Только когда срок моей стажировки в Освенциме подходил к концу, я к нему обратилась. Но не для беседы. Я хотела получить пропуск в барак номер одиннадцать, в тот самый… бункер. Я хотела повидать Марту. У меня вдруг возникло ощущение, что мне необходимо увидеться с ней перед отъездом. Именно там. Что я должна ей что-то сказать. А в сущности, я ждала, что она мне скажет. Скажет нечто такое, что позволит мне уехать с чувством… такое, что позволит мне как-то завершить наши с ней отношения, оправдает мою слабость, недостойную эсэсовского мундира.
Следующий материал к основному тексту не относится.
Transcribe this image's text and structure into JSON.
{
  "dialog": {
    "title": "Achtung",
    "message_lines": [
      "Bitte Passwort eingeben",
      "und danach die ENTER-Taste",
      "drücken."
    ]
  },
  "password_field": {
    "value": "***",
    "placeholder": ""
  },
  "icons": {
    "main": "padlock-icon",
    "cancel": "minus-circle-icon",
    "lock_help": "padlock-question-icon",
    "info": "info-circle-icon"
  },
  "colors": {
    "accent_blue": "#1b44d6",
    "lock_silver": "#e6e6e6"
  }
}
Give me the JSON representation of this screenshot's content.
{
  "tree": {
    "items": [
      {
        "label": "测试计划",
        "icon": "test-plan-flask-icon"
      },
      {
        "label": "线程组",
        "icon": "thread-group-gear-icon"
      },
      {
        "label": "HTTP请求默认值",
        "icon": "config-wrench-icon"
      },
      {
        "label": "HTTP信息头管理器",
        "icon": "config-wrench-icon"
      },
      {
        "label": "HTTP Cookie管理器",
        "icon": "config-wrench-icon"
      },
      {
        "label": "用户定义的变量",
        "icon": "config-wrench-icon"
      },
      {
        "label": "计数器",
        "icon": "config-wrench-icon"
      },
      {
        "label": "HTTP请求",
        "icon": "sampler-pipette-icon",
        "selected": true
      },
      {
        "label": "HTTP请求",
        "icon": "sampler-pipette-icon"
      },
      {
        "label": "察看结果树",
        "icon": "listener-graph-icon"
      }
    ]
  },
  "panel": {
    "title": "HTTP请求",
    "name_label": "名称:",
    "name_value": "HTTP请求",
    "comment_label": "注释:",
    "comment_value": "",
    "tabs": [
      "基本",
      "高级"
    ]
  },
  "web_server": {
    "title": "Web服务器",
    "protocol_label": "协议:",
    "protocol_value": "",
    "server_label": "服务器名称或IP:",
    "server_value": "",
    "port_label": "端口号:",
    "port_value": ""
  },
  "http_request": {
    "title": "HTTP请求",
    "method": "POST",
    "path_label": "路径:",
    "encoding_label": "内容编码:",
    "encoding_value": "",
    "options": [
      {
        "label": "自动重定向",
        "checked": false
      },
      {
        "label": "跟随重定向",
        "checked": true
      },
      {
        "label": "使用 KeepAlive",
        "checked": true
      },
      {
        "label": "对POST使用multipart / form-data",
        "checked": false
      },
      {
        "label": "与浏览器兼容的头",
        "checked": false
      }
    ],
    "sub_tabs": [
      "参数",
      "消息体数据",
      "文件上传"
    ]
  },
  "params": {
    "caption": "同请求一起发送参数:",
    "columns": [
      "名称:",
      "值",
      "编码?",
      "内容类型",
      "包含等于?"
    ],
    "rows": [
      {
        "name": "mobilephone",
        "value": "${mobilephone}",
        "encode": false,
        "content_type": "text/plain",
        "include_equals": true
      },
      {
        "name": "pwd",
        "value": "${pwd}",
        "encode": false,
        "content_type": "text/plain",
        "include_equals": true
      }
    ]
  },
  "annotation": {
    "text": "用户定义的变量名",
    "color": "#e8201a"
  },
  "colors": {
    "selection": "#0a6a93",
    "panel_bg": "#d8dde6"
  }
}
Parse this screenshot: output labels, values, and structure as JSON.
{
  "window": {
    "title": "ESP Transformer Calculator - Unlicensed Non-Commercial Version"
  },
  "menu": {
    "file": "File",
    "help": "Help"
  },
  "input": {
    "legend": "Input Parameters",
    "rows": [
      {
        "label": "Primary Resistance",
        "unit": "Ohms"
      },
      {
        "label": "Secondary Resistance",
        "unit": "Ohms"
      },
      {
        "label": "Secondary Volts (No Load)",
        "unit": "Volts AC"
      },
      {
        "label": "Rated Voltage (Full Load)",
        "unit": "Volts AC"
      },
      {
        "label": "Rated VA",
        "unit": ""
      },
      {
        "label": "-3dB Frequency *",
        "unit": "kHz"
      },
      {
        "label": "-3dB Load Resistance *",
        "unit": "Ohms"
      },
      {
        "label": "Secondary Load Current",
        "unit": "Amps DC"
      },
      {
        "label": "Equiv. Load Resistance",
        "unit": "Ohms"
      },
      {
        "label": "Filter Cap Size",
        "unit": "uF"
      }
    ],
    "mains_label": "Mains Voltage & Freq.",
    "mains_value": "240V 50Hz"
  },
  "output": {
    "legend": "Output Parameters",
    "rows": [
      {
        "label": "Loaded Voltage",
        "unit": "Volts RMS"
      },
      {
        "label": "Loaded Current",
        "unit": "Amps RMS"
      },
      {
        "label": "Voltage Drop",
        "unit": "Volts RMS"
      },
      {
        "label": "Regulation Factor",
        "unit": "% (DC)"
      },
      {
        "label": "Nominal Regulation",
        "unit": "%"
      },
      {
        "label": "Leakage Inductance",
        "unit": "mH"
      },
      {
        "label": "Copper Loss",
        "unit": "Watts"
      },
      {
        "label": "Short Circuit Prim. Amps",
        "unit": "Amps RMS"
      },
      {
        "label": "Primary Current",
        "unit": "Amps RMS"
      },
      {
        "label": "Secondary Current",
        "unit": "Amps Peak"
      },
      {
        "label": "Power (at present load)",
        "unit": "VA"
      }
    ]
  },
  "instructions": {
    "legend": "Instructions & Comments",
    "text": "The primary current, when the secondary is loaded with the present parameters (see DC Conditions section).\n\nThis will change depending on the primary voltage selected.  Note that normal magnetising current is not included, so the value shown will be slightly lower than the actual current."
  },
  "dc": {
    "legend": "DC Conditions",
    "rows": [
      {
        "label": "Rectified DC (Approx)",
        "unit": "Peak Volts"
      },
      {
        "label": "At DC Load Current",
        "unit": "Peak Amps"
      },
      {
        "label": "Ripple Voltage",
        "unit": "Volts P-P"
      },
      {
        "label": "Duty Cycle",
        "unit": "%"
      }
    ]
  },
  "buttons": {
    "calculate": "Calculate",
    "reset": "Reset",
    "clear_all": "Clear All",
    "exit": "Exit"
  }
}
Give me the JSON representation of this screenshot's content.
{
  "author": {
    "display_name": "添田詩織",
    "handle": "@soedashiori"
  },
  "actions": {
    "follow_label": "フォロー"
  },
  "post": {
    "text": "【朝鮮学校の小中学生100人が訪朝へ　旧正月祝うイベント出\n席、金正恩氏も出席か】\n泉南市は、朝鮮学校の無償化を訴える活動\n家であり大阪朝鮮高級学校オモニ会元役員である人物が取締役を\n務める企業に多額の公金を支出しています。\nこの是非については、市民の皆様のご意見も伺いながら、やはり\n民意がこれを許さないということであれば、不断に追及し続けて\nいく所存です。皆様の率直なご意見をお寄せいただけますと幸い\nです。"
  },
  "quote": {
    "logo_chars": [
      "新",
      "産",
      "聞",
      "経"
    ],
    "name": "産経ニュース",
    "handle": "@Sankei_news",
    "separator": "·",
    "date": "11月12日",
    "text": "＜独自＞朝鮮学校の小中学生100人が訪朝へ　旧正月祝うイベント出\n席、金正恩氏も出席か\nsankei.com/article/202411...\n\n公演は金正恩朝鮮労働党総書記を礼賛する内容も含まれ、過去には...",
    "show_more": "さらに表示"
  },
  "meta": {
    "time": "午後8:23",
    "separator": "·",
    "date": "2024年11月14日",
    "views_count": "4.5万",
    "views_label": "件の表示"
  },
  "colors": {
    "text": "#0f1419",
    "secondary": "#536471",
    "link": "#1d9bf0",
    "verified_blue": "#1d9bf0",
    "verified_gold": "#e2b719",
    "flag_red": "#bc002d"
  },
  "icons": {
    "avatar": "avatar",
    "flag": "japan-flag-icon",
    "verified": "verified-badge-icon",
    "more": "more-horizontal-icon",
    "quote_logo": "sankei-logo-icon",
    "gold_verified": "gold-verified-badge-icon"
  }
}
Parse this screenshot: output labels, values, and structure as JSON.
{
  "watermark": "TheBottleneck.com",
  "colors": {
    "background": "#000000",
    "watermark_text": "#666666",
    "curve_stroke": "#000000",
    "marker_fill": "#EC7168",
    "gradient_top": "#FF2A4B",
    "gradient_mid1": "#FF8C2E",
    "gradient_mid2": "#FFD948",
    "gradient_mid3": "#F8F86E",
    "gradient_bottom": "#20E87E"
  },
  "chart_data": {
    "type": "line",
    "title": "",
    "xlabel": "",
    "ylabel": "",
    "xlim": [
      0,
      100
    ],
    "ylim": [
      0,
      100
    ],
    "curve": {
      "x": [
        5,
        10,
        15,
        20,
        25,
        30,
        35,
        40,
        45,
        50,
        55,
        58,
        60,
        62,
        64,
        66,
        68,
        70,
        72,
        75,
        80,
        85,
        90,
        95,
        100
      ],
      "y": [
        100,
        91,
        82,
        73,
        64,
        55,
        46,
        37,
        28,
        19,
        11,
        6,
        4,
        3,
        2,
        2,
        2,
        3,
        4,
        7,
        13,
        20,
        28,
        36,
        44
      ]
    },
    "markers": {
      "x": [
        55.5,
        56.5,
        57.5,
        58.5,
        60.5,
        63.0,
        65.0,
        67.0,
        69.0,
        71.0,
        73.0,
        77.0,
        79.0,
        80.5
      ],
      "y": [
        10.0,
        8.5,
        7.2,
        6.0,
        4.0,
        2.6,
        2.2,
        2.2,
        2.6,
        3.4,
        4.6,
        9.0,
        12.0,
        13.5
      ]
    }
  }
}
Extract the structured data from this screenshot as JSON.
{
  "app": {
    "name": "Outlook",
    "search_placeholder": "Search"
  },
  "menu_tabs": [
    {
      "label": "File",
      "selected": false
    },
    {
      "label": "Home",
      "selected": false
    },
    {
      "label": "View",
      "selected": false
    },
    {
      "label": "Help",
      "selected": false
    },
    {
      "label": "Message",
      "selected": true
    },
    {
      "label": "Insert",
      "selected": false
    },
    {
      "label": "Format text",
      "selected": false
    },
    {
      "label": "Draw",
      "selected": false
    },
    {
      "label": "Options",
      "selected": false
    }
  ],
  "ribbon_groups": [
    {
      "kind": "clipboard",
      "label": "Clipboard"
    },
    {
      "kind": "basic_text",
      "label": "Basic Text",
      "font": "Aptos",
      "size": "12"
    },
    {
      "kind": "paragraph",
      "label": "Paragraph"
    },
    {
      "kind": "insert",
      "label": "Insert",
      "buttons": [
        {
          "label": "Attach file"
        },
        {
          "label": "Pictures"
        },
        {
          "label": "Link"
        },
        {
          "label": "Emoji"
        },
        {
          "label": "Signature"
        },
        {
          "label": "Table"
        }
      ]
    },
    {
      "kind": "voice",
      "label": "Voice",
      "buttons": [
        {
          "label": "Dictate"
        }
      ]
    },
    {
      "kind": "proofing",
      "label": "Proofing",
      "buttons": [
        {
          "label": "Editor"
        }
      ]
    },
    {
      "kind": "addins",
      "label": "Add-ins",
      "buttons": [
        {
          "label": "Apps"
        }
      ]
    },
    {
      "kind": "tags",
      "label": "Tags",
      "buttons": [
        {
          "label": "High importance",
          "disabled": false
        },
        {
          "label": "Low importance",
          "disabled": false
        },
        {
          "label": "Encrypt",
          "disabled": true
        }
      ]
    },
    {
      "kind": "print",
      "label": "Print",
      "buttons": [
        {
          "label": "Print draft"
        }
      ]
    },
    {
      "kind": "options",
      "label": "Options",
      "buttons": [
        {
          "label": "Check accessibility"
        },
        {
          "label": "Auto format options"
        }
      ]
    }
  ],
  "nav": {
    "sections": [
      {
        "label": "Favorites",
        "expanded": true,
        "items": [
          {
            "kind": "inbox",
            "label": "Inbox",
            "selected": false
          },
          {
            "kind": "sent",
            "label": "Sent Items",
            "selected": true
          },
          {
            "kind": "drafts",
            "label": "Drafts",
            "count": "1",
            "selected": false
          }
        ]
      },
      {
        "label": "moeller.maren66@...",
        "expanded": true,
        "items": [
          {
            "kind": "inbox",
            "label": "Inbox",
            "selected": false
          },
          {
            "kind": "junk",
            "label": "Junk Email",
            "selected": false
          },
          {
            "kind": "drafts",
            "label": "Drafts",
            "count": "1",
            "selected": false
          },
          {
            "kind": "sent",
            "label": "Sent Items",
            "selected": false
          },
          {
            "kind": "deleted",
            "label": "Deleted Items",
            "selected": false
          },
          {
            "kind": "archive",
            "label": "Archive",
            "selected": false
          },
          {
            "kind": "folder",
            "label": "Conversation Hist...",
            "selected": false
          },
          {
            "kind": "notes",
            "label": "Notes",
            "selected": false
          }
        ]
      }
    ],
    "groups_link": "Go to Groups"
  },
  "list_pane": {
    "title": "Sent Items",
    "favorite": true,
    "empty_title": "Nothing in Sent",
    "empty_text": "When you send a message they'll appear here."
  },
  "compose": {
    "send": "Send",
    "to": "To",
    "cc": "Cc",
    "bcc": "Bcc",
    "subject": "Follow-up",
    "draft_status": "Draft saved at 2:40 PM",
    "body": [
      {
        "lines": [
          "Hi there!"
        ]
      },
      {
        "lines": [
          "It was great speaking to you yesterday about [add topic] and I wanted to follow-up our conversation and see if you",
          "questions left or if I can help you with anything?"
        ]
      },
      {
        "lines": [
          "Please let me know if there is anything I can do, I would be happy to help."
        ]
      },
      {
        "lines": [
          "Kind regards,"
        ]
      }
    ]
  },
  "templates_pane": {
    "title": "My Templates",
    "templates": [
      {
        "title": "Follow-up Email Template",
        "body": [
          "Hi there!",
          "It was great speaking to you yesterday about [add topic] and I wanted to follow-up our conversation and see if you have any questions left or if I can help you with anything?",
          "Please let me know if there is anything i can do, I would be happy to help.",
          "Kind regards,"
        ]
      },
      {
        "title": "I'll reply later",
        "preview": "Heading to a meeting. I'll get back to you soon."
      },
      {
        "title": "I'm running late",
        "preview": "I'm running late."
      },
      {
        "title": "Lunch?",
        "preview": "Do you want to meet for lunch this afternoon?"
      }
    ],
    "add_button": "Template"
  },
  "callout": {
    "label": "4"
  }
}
Но меня сопровождал Грабнер, начальник политического отдела. Он показал мне все. И бункер, и стоячие камеры… Показал мне даже камеру, где стояли голые мужчины. Я попятилась. Но заметила, что руки у них были связаны сзади… колючей проволокой. Добравшись наконец до камеры Марты, я не могла произнести ни звука. Я не знаю даже, видела ли она меня. Она смотрела на нас, но смотрела так же, как тогда, когда я ее отбирала в свою команду. Она даже не шелохнулась, когда Грабнер сказал: «Вот еще один враг немецкой нации. Она разделит участь всех врагов». В этот миг прозвучали выстрелы. Несколько выстрелов, один за другим. Я не хотела знать, но знала. Казнь. У черной стены. Знакомой мне до сих пор только понаслышке. Грабнер захлопнул дверь, и мы с Мартой не обменялись ни единым словом. И все же… Я сделала одну вещь, которая… если б Грабнер заметил, погубила бы меня. Я уже раньше обратила внимание на охранника с красным треугольником и буквой «П». Поляк. Я воспользовалась моментом, когда моего провожатого позвали к телефону, и, протянув охраннику свой завтрак, сказала: «Передайте это в камеру номер пятнадцать». Он взглянул на меня. Но как! В этом взгляде было все. Насмешка, презрение… Только не то, чего такой жест заслуживал. Их благодарность нам не удавалось завоевать… ничем… Когда я выходила, асфальт двора поливали из шланга.
Она снова замолчала, казалось, у нее перехватило дыхание. Вальтер подождал минуту-другую и спросил:
— А она? Что с ней?..
Лиза хотела ответить, но разрыдалась. Слез у нее не было. Глаза оставались сухими, только плечи вздрагивали.
— Я не могу… я не в состоянии говорить об этом.